An important event occurred at the 5th International Congress of Genetics in Berlin in 1927, when Muller first met Nikolai W. Timoféeff-Ressovsky. This encounter promised fruitful collaborations, so Muller received a Guggenheim Fellowship for a guest stay at the Kaiser Wilhelm Institute for Brain Research in Berlin-Buch from 1932 to 1933. Their work was interrupted in March 1933, when troops from the National Socialist paramilitary Sturmabteilung (SA) stormed the institute and arrested Muller, among others. Upon his release, secured by Gustav Krupp von Bohlen und Halbach, Muller left Germany and stayed in Leningrad and Moscow until 1937. In 1938 Muller went to Edinburgh, where he worked with Charlotte Auerbach, who demonstrated the mutagenic effects of chemicals.
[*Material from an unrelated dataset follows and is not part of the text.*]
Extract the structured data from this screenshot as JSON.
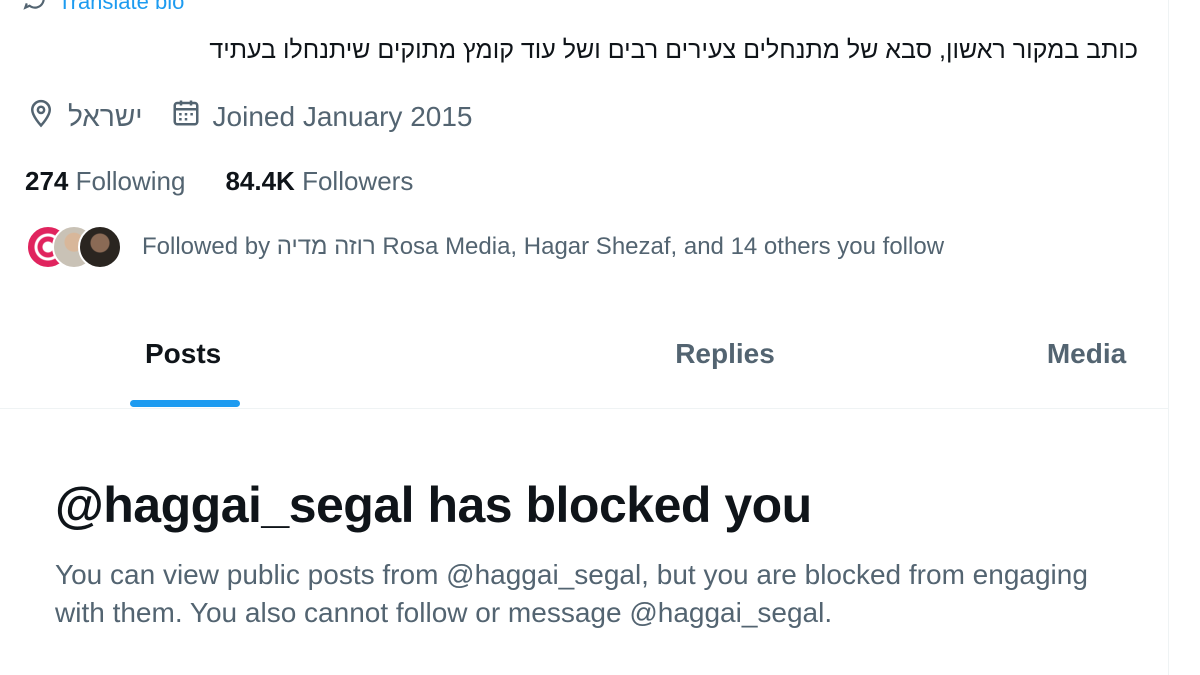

Muller later developed the ”linear no threshhold“ or LNT model. It states that even low doses of radiation are harmful, because radiation dose and cancer cases are linearly related, without a threshold.
In 1940 Muller returned to the USA, taking up a position at Amherst College in Massachusetts until 1945. In 1945, Muller became a professor of zoology at Indiana University in Indianapolis. There he succumbed to congestive heart failure in 1967.
Muller‘s findings had an impact beyond medicine and science. He frequently warned of the long-term dangers of fallout from nuclear war or nuclear testing, and this led to increased public scrutiny of atomic programs. In 1959, the International Commission on Radiation Protection adopted Muller‘s LNT model.
More information on the cooperation between Muller, Timoféeff-Ressovsky and Max Delbrück and its importance for genetics can be found in the book ”Genetiker in Berlin-Buch/Geneticists in Berlin-Buch“, published in German and English by the Max Delbrück Center for Molecular Medicine (MDC).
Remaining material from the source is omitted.